Mon Aug 23 01:33:05 CEST 2004

At 03:41 PM 8/22/04 -0700, Mark Nottingham wrote:
>On Aug 22, 2004, at 3:30 PM, Phillip J. Eby wrote:
>>Maybe a dictionary of lists would work?  That is, the ``headers`` field 
>>would look like:
>>
>>     {'content-type': ['text/plain'], 'content-length': ['1234'], ...}
>>
>>This would be perhaps annoying for specifying simpler fields, but it 
>>would still be easy to write utility functions to manipulate headers.
>
>Would implementations be required to separate multiple header values into 
>different list items?

No.  Readers would be required to look at all list items.

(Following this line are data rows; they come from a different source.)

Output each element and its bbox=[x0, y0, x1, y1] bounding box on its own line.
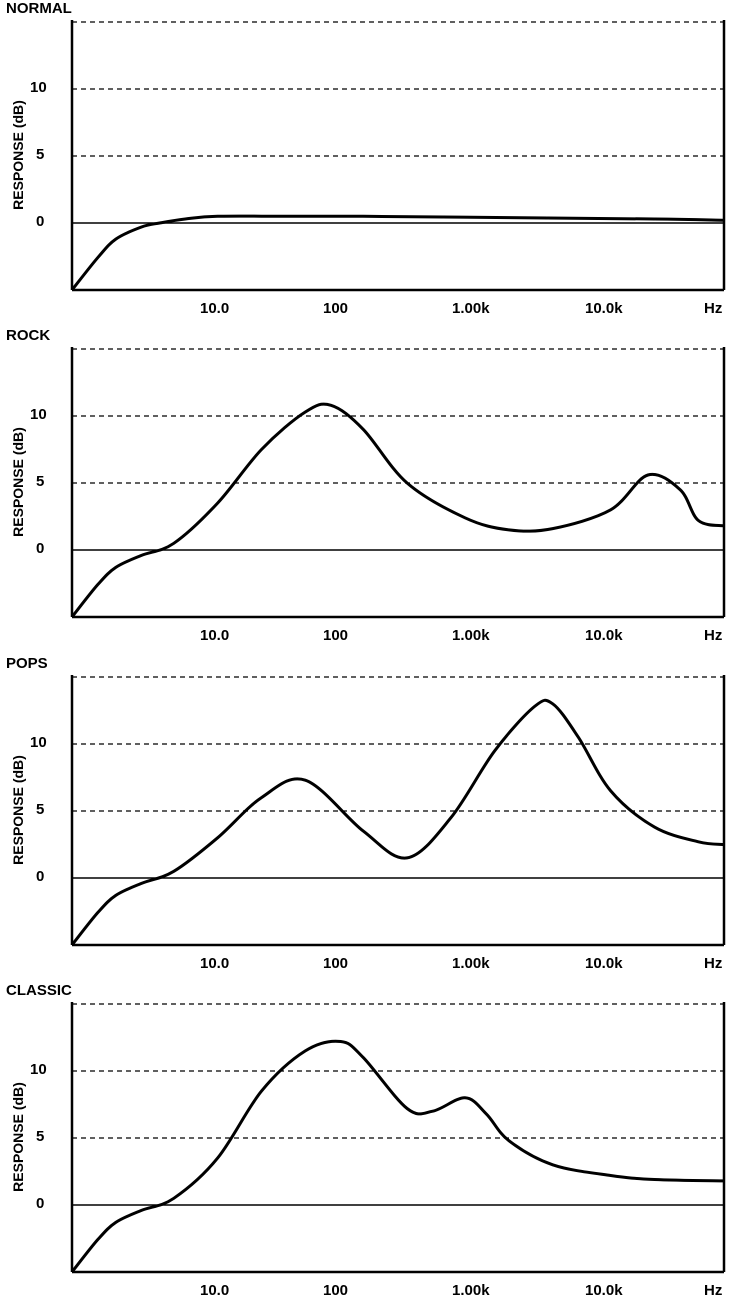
x-tick-label: 10.0 bbox=[200, 955, 230, 972]
chart-svg bbox=[70, 347, 726, 619]
chart-panel-pops: POPS 0 5 10 10.0 100 1.00k 10.0k Hz RESPONSE (dB… bbox=[0, 655, 729, 982]
y-axis-label: RESPONSE (dB) bbox=[10, 1082, 26, 1192]
x-tick-label: 100 bbox=[323, 955, 349, 972]
y-axis-label: RESPONSE (dB) bbox=[10, 755, 26, 865]
x-tick-label: 1.00k bbox=[452, 955, 490, 972]
y-axis-label: RESPONSE (dB) bbox=[10, 100, 26, 210]
x-tick-label: 100 bbox=[323, 300, 349, 317]
y-tick-label: 5 bbox=[36, 1128, 45, 1145]
x-tick-label: 100 bbox=[323, 1282, 349, 1299]
x-unit-label: Hz bbox=[704, 1282, 723, 1299]
x-unit-label: Hz bbox=[704, 955, 723, 972]
x-tick-label: 10.0k bbox=[585, 627, 623, 644]
x-tick-label: 10.0k bbox=[585, 955, 623, 972]
x-tick-label: 10.0 bbox=[200, 1282, 230, 1299]
chart-title: CLASSIC bbox=[6, 982, 72, 999]
x-tick-label: 1.00k bbox=[452, 300, 490, 317]
y-axis-label: RESPONSE (dB) bbox=[10, 427, 26, 537]
x-unit-label: Hz bbox=[704, 300, 723, 317]
response-curve bbox=[70, 698, 725, 946]
x-tick-label: 10.0k bbox=[585, 300, 623, 317]
y-tick-label: 10 bbox=[30, 406, 47, 423]
response-curve bbox=[70, 214, 725, 291]
x-tick-label: 1.00k bbox=[452, 627, 490, 644]
response-curve bbox=[70, 1039, 725, 1273]
chart-title: POPS bbox=[6, 655, 48, 672]
chart-svg bbox=[70, 1002, 726, 1274]
x-tick-label: 100 bbox=[323, 627, 349, 644]
y-tick-label: 10 bbox=[30, 79, 47, 96]
y-tick-label: 10 bbox=[30, 734, 47, 751]
y-tick-label: 0 bbox=[36, 1195, 45, 1212]
chart-panel-classic: CLASSIC 0 5 10 10.0 100 1.00k 10.0k Hz RESPONSE … bbox=[0, 982, 729, 1309]
y-tick-label: 0 bbox=[36, 868, 45, 885]
y-tick-label: 5 bbox=[36, 146, 45, 163]
x-tick-label: 10.0k bbox=[585, 1282, 623, 1299]
chart-svg bbox=[70, 20, 726, 292]
y-tick-label: 5 bbox=[36, 473, 45, 490]
chart-panel-normal: NORMAL 0 5 10 10.0 100 1.00k 10.0k Hz RESPONSE (… bbox=[0, 0, 729, 327]
chart-title: ROCK bbox=[6, 327, 51, 344]
y-tick-label: 0 bbox=[36, 213, 45, 230]
x-tick-label: 10.0 bbox=[200, 300, 230, 317]
response-curve bbox=[70, 402, 725, 618]
y-tick-label: 5 bbox=[36, 801, 45, 818]
x-unit-label: Hz bbox=[704, 627, 723, 644]
chart-title: NORMAL bbox=[6, 0, 72, 17]
x-tick-label: 10.0 bbox=[200, 627, 230, 644]
x-tick-label: 1.00k bbox=[452, 1282, 490, 1299]
chart-panel-rock: ROCK 0 5 10 10.0 100 1.00k 10.0k Hz RESPONSE (dB… bbox=[0, 327, 729, 654]
y-tick-label: 0 bbox=[36, 540, 45, 557]
y-tick-label: 10 bbox=[30, 1061, 47, 1078]
chart-svg bbox=[70, 675, 726, 947]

>>For the content, I'm thinking we should still prohibit embedded control 
>>characters, but note that the server is allowed to "fold" long header 
>>lines if it wishes (by replacing one or more whitespace characters with 
>>'\r\n ').
>
>That *may* get tricky if it does so in the middle of quoted content, e.g.,
>
>Example: foo="bar
>    baz"
>
>if whitespace is significant inside the quotes.

I think I'm going to punt on this by saying that the server can split or 
fold headers only if it can do so *safely*, where "safely" means, "the 
server has sufficient understanding of the header's format or semantics".  :(

A possible alternative is to allow applications to fold their own headers, 
but I'm reluctant to do this because I fear people using e.g. '\n' when 
they should use '\r\n' and suchlike.  Banning control characters means the 
server can easily detect when a supplied header is broken, *and* the server 
knows it always adds a single CRLF to the end of each header.